Customers & Research

My ideal customer can't afford my product. Did I define them wrong?

A starting point

Not necessarily, but you've hit the most useful signal in ICP work: pain without budget is not a market. Either you defined the pain right but the wrong buyer (find who in that world does have budget: an employer, a platform, a larger player up the chain), or you're solving a real problem for people who will never pay, in which case the model, not the ICP, needs rethinking (ads, freemium, a paying third party). Don't lower your price to chase them into unprofitability. Treat affordability as part of the ICP definition itself, and re-anchor on who genuinely has money for this.

Go deeper

Hand-picked from around the web, each with a note on why it earns your time.

3 resources 3 link-checked

Read

📖 Book
✓ Link checked Paid Beginner

Why we picked it The single best thing ever written on customer conversations. It teaches you to ask about the customer's life and past behaviour, not your idea, so you can't be lied to. If a founder reads one thing before talking to a single customer, it's this.

The Mom Test

From momtestbook.com by Rob Fitzpatrick ~130 pages

  • Talk about their life, not your idea.
  • Ask about specifics in the past, not opinions about the future.
  • 'That's so cool, I'd totally buy it' is a compliment, not data, dig for commitment and evidence.
Open momtestbook.com
✍️ Essay
✓ Link checked Free Beginner

Why we picked it Torres lays out a clean ladder for testing willingness to pay without waiting to finish the product: ask about past spending, then run a demand test with a real pricing page, then actually ask for the money via pre-orders or a concierge sale. It is practical and honest about why hypothetical 'would you pay?' questions give you data you cannot trust. Useful whether you are in Bengaluru or building outside the big startup hubs, since none of it needs a finished product.

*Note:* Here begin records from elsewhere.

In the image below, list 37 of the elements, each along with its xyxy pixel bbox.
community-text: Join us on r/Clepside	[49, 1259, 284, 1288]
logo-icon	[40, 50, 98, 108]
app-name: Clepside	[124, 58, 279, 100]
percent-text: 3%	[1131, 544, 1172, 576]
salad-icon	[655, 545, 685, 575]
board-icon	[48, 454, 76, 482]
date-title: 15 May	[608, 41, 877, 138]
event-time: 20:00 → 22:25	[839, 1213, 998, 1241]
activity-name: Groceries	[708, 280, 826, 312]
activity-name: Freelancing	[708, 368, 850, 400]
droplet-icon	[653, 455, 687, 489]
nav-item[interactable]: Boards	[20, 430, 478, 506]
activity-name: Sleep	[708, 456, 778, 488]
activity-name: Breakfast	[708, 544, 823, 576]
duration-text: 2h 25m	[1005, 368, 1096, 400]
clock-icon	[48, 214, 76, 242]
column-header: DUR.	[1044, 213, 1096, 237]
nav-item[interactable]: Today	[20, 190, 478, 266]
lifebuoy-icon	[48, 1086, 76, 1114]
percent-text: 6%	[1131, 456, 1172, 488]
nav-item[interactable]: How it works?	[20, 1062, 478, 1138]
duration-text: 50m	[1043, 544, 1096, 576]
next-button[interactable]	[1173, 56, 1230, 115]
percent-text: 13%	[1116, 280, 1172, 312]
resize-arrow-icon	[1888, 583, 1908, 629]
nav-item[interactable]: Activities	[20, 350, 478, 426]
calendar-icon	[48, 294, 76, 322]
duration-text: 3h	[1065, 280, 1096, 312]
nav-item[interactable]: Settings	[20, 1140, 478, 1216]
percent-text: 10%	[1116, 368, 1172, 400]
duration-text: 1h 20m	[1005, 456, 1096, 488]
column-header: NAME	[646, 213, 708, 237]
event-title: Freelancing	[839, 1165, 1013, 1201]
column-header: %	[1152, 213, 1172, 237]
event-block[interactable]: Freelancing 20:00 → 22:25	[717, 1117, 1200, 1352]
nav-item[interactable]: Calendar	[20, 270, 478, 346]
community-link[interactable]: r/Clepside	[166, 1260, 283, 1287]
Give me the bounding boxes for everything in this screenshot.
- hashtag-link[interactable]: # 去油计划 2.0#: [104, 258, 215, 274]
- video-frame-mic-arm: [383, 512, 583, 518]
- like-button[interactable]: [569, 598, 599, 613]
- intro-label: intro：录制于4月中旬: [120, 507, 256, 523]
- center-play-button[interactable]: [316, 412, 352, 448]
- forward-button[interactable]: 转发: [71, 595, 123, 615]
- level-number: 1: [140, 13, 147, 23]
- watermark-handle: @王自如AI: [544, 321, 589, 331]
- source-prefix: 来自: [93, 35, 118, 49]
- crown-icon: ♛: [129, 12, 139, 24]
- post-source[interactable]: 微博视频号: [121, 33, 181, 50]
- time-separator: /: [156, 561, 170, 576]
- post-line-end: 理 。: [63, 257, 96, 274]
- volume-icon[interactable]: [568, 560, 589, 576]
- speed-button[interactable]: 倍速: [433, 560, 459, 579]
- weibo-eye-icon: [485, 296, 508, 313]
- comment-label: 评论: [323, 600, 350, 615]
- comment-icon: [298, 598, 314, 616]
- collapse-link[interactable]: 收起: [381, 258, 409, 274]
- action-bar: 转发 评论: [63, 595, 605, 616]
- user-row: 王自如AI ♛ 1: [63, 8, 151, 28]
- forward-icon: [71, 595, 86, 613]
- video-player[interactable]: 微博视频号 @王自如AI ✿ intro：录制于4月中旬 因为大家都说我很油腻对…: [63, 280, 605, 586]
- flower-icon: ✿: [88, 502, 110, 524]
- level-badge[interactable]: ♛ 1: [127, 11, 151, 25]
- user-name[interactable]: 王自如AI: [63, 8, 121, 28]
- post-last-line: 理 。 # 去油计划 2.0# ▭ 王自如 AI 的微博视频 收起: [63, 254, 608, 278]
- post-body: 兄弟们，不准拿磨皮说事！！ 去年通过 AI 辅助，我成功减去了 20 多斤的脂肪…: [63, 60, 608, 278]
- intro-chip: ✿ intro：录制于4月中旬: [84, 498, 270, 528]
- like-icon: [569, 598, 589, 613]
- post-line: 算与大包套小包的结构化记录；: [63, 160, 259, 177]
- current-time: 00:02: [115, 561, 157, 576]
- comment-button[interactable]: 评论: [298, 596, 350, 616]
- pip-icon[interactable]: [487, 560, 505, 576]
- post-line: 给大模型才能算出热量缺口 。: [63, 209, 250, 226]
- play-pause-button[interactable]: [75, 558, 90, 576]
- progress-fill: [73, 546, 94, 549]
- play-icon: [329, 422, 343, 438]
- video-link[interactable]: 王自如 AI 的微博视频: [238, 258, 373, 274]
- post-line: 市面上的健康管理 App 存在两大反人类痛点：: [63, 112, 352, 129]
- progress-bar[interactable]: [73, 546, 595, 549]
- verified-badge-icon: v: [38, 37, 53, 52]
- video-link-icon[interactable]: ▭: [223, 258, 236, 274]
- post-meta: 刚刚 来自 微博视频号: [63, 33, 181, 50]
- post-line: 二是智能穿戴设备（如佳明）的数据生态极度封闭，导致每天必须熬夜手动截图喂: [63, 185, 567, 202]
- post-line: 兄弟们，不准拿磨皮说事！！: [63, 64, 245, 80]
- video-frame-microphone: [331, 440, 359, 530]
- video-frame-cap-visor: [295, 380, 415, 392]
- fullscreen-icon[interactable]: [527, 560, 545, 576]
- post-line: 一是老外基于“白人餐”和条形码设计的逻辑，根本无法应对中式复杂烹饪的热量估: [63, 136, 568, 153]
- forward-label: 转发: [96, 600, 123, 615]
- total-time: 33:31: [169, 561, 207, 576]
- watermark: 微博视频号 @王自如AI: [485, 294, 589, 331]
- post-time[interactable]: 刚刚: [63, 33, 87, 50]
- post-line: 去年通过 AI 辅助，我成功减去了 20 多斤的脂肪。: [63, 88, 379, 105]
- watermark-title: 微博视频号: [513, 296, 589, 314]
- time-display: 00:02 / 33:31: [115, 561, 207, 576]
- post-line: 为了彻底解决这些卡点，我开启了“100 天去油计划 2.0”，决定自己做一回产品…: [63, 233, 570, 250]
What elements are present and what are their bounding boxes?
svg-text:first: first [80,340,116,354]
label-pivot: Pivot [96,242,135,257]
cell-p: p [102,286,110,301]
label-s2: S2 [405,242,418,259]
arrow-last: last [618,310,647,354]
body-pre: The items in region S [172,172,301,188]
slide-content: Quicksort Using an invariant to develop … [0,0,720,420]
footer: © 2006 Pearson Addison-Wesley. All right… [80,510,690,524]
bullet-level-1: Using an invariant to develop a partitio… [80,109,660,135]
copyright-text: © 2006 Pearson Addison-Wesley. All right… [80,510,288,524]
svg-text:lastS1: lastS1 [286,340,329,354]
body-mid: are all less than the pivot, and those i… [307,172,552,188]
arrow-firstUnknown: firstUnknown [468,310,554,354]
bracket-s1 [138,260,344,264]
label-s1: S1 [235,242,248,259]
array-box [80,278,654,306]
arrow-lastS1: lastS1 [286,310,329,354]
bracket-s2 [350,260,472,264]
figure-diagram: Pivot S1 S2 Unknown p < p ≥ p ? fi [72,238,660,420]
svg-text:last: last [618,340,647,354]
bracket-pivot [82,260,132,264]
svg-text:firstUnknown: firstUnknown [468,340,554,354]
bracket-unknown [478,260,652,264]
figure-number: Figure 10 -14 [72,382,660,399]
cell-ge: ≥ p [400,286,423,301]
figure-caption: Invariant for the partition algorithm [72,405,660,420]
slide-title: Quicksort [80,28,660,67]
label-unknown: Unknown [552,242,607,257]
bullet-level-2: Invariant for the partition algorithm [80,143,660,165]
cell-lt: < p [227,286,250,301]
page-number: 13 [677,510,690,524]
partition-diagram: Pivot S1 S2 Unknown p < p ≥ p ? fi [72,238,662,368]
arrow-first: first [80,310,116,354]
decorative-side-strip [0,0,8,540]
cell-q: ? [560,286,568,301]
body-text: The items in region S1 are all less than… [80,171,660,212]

Ask Teresa: How Can You Test a Customer's Willingness to Pay?

From Product Talk by Teresa Torres ~10 min read

  • Start from behaviour: what people already subscribe to or pay for beats any answer to a hypothetical price question.
  • A mock pricing page plus a waitlist or checkout click is a cheap demand test you can run before you build.
  • The strongest test is simply asking people to buy now (pre-order, Kickstarter, or a hand-run concierge sale) and seeing who pulls out a card.
Open producttalk.org
✍️ Essay
✓ Link checked Free Beginner

Why we picked it When people happily use your product for free, the fix is often to stop assuming the user and the payer are the same person. This essay cleanly separates three roles: the customer who decides and pays, the end user who experiences it, and the beneficiary whose life improves, and shows with school and university examples how those roles split apart. It is a starting point for asking who in your setup actually has budget and reason to pay, which may not be the delighted free user.

Customers, End Users and Beneficiaries

From Isaac Jeffries by Isaac Jeffries ~7 min read

  • The payer, the user, and the beneficiary can be three different people, and businesses survive by serving the one who actually holds the purchase decision.
  • If your enthusiastic users won't pay, look for a distinct customer (a parent, an employer, a platform) who benefits enough to fund the value they get for free.
  • Design your offer around the real customer's problem, since chasing beneficiaries emotionally without a paying customer is how models run out of money.